Modern Germany, as a prosperous, peaceful leader in Europe is something of a political and sociological miracle.It is astonishing that so many men could adopt and pass on to their children an entirely different narrative and world view.


Day 19 Reflection Three


The incongruity of my children (and the rest of the world's children for that matter) playing games on the wreckage of World War II France struck me as significant.


Poetically the scene was full of potential. Maybe someday.

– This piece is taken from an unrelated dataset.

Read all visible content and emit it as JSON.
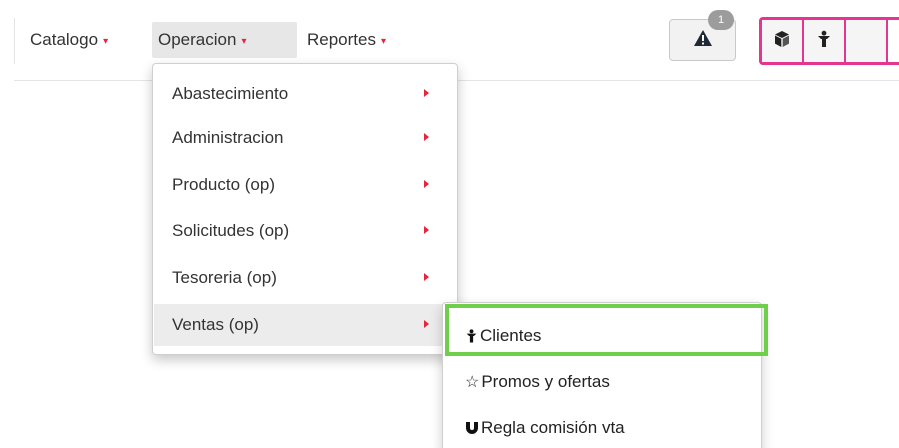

Sociologically, it underscored for me the reality of something G.F.W. Hegel says in his lectures On Reason in History:

When we contemplate this display of passions and the consequences of their violence, the unreason which is associated not only with them, but even – rather we might say especially – with good designs and righteous aims; when we see arising therefrom the evil, the vice, the ruin that has befallen the most flourishing kingdoms which the mind of man ever created, we can hardly avoid being filled with sorrow this universal taint of corruption. And since this decay is not the work of mere nature, but of human will, our reflections may well lead us to a moral sadness, a revolt of the good will (spirit) – if indeed it has a place within us. Without rhetorical exaggeration, a simple, truthful account of the miseries that have overwhelmed the noblest of nations and polities and the finest exemplars of private virtue forms a most fearful picture and excites emotions of the profoundest and most hopeless sadness, counter-balanced by no consoling result. We can endure it and strengthen ourselves against it only by thinking that this is the way it had to be – it is fate; nothing can be done. And at last, out of the boredom with which this sorrowful reflection threatens us, we draw back into the vitality of the present, into our aims and interests of the moment; we retreat, in short, into the selfishness that stands on the quiet shore and thence enjoys in safety the distant spectacle of wreckage and confusion.